Kultura na weekend
Same kontrowersje: spektakl o gejach w faszystowskich Niemczech, film o kilku pokoleniach Dulskich i książka o islamie. Wydarzenia kulturalne poleca Marta Szarejko.
Pierwsza wersja tej książki powstała pod wpływem pytań, które autorowi zadawała dziesięcioletnia córka. Później pisarz dodał teksty o islamie, które publikował w zachodniej prasie. Teraz ta książka jest szczególnie ważna - biorąc udział w dyskusji na temat uchodźców, albo chociażby przysłuchując się jej, warto wiedzieć, czym się różni sunnizm od szyizmu, nie mylić talibów afgańskich z egipskimi Braćmi Muzułmanami. Nie wspominając o uporządkowaniu podstawowych pojęć (wojna opiumowa, noszenie burki, mowa fanatyków, zasłanianie twarzy, terroryzm). Tahar Ben Jelloun w przystępny sposób przybliża islam, podaje podstawowe informacje i dorzuca komentarz ostatnich wydarzeń związanych z narastającym fundamentalizmem religijnym (zamach na "Charlie Hebdo").

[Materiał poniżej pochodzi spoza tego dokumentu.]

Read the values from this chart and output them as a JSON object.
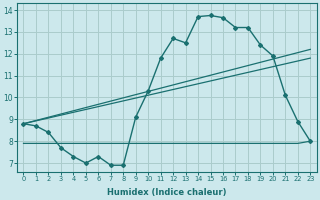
{
  "xlabel": "Humidex (Indice chaleur)",
  "ylabel": "",
  "bg_color": "#cce8ec",
  "grid_color": "#aacccc",
  "line_color": "#1a7070",
  "x_min": -0.5,
  "x_max": 23.5,
  "y_min": 6.6,
  "y_max": 14.3,
  "yticks": [
    7,
    8,
    9,
    10,
    11,
    12,
    13,
    14
  ],
  "xticks": [
    0,
    1,
    2,
    3,
    4,
    5,
    6,
    7,
    8,
    9,
    10,
    11,
    12,
    13,
    14,
    15,
    16,
    17,
    18,
    19,
    20,
    21,
    22,
    23
  ],
  "main_x": [
    0,
    1,
    2,
    3,
    4,
    5,
    6,
    7,
    8,
    9,
    10,
    11,
    12,
    13,
    14,
    15,
    16,
    17,
    18,
    19,
    20,
    21,
    22,
    23
  ],
  "main_y": [
    8.8,
    8.7,
    8.4,
    7.7,
    7.3,
    7.0,
    7.3,
    6.9,
    6.9,
    9.1,
    10.3,
    11.8,
    12.7,
    12.5,
    13.7,
    13.75,
    13.65,
    13.2,
    13.2,
    12.4,
    11.9,
    10.1,
    8.9,
    8.0
  ],
  "line2_x": [
    0,
    23
  ],
  "line2_y": [
    8.8,
    12.2
  ],
  "line3_x": [
    0,
    23
  ],
  "line3_y": [
    8.8,
    11.8
  ],
  "flat_x": [
    0,
    9,
    10,
    11,
    12,
    13,
    14,
    15,
    16,
    17,
    18,
    19,
    20,
    21,
    22,
    23
  ],
  "flat_y": [
    7.9,
    7.9,
    7.9,
    7.9,
    7.9,
    7.9,
    7.9,
    7.9,
    7.9,
    7.9,
    7.9,
    7.9,
    7.9,
    7.9,
    7.9,
    8.0
  ]
}
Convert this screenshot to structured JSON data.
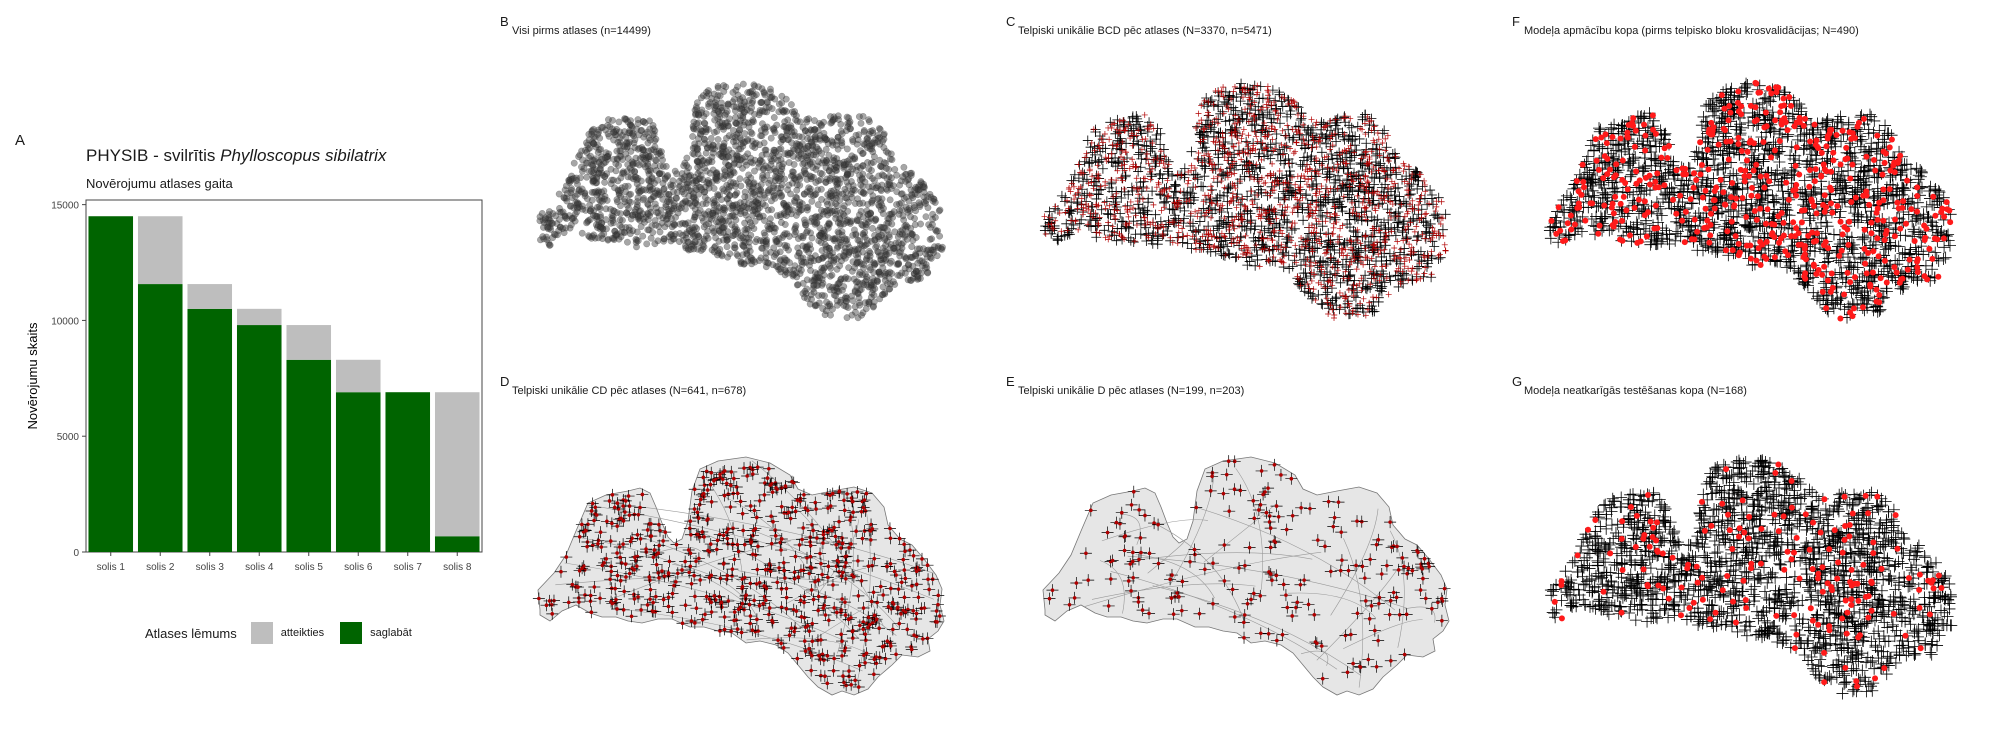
{
  "panel_tags": {
    "a": "A",
    "b": "B",
    "c": "C",
    "d": "D",
    "e": "E",
    "f": "F",
    "g": "G"
  },
  "panel_a": {
    "title_prefix": "PHYSIB - svilrītis ",
    "title_species": "Phylloscopus sibilatrix",
    "subtitle": "Novērojumu atlases gaita",
    "ylabel": "Novērojumu skaits",
    "legend_title": "Atlases lēmums",
    "legend_items": [
      {
        "label": "atteikties",
        "color": "#bebebe"
      },
      {
        "label": "saglabāt",
        "color": "#006400"
      }
    ]
  },
  "chart_data": {
    "type": "bar",
    "stacked": true,
    "categories": [
      "solis 1",
      "solis 2",
      "solis 3",
      "solis 4",
      "solis 5",
      "solis 6",
      "solis 7",
      "solis 8"
    ],
    "series": [
      {
        "name": "saglabāt",
        "color": "#006400",
        "values": [
          14499,
          11570,
          10500,
          9800,
          8300,
          6900,
          6900,
          680
        ]
      },
      {
        "name": "atteikties",
        "color": "#bebebe",
        "values": [
          0,
          2929,
          1070,
          700,
          1500,
          1400,
          0,
          6220
        ]
      }
    ],
    "yticks": [
      0,
      5000,
      10000,
      15000
    ],
    "ylim": [
      0,
      15200
    ]
  },
  "maps": {
    "b": {
      "title": "Visi pirms atlases (n=14499)"
    },
    "c": {
      "title": "Telpiski unikālie BCD pēc atlases (N=3370, n=5471)"
    },
    "d": {
      "title": "Telpiski unikālie CD pēc atlases (N=641, n=678)"
    },
    "e": {
      "title": "Telpiski unikālie D pēc atlases (N=199, n=203)"
    },
    "f": {
      "title": "Modeļa apmācību kopa (pirms telpisko bloku krosvalidācijas; N=490)"
    },
    "g": {
      "title": "Modeļa neatkarīgās testēšanas kopa (N=168)"
    }
  },
  "colors": {
    "keep": "#006400",
    "drop": "#bebebe",
    "point_red": "#ff1a1a",
    "cross_dark": "#4a0000",
    "land": "#e6e6e6",
    "grey_points": "#3a3a3a"
  }
}
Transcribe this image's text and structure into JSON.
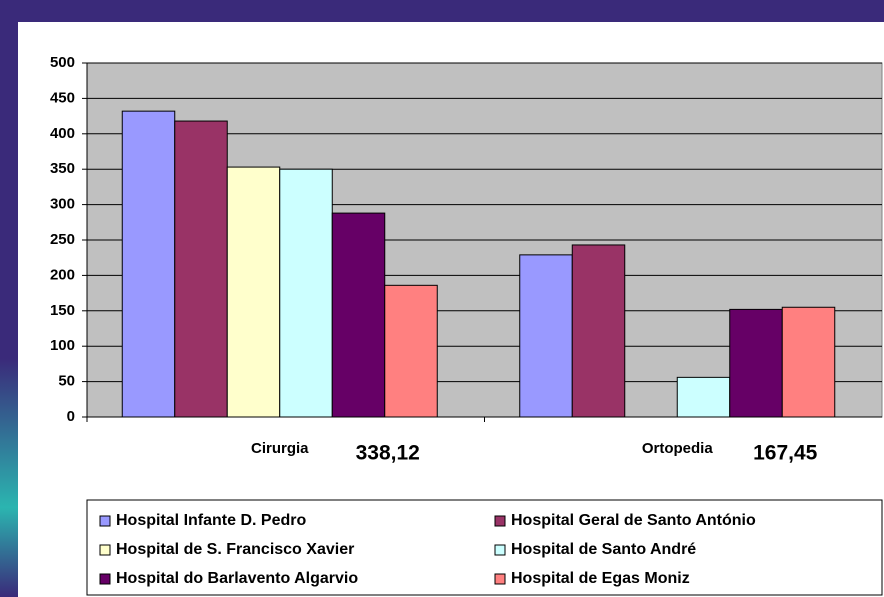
{
  "chart_data": {
    "type": "bar",
    "categories": [
      "Cirurgia",
      "Ortopedia"
    ],
    "annotations": [
      "338,12",
      "167,45"
    ],
    "series": [
      {
        "name": "Hospital Infante D. Pedro",
        "color": "#9999ff",
        "values": [
          432,
          229
        ]
      },
      {
        "name": "Hospital Geral de Santo António",
        "color": "#993366",
        "values": [
          418,
          243
        ]
      },
      {
        "name": "Hospital de S. Francisco Xavier",
        "color": "#ffffcc",
        "values": [
          353,
          null
        ]
      },
      {
        "name": "Hospital de Santo André",
        "color": "#ccffff",
        "values": [
          350,
          56
        ]
      },
      {
        "name": "Hospital do Barlavento Algarvio",
        "color": "#660066",
        "values": [
          288,
          152
        ]
      },
      {
        "name": "Hospital de Egas Moniz",
        "color": "#ff8080",
        "values": [
          186,
          155
        ]
      }
    ],
    "ylim": [
      0,
      500
    ],
    "yticks": [
      0,
      50,
      100,
      150,
      200,
      250,
      300,
      350,
      400,
      450,
      500
    ],
    "grid": true,
    "legend": "bottom"
  }
}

Co to jest islam? Książka dla dzieci i dorosłych, Tahar Ben Jelloun, wyd. Karakter.
W Teatrze Dramatycznym w Warszawie premiera sztuki "Bent", w reżyserii Natalie Ringler (reżyserowała w Szwecji m.in. sztuki Doroty Masłowskiej i Tadeusza Słobodzianka). Reżyserka mówi: "Odkąd przeczytałam tę sztukę, miałam poczucie, że jest niezwykle ważna. To historia prześladowania homoseksualistów w faszystowskich Niemczech, czyli temat wciąż niedopowiedziany, przysłonięty innymi historiami. Temat tabu. Zdecydowałam się wyreżyserować "Benta", ponieważ pociągają mnie sztuki o ludziach wcześniej niesłuchanych, outsiderach. Poza tym sztuka brzmi bardzo współcześnie. W Niemczech, zanim Hitler doszedł do władzy sytuacja homoseksualistów nie była najgorsza. Trwała walka o równouprawnienie, powstawały kluby gejowskie. Brzmi znajomo, prawda? Dziś też czuć zimny powiew, który idzie przez Europę, żyjemy w czasach recesji".
BENT, reż. Natalie Ringler, Teatr Dramatyczny w Warszawie, Scena Przodownik. Premiera: 2 października.
W Teatrze tabu, w kinie lektura. Ale potraktowana frywolnie ( na szczęście!). "Panie Dulskie" to ironiczna opowieść o strasznej rodzinie, przeniesiona do współczesności. Nakręcona z czułością i sentymentem, miejscami bardzo zabawna (zasługa Krystyny Jandy - najśmiejszniejszej Dulskiej świata, ale też Katarzyny Figury i Katarzyny Herman). Wnuczkę Anieli Dulskiej gra Maja Ostaszewska. To współczesna reżyserka, która zgodnie z najnowszymi trendami zamierza nakręcić film o intymnych, rodzinnych sprawach, czyli jakby powiedziała pani Dulska: prać publicznie domowe brudy.
Filip Bajon zgromadził na planie doborową obsadę i rozbudował szkolną lekturę o liczne wątki (romans syna Dulskiej ze służącą). Ale najzabawniejsze pozostają staroświeckie dialogi i monologi Dulskiej.
Panie Dulskie, reż. Filip Bajon, prod. Polska, 91 minut.
Charyzmatyczna i wrażliwa, czy nudna i beznamiętna? Ta piosenkarka budzi skrajne emocje, albo sie ją kocha, albo nie. Nowy album Katarzyny Groniec "ZOO" to zbiór piosenek Agnieszki Osieckiej w nowych, elektronicznych aranżacjach. Agata Passent powiedziała o niej tak: "Zdarza się, że covery przyćmiewają wykonania oryginalne... Czy to dobrze, czy źle? Groniec śpiewa awangardowo, czasem wywraca piosenki do góry nogami zachowując ich sens". Energia, czy nuda? Oceńcie sami.
ZOO, Katarzyna Groniec, CD oraz DVD (koncertowa wersja materiału), Warner Music Poland i michał Prawosudowicz.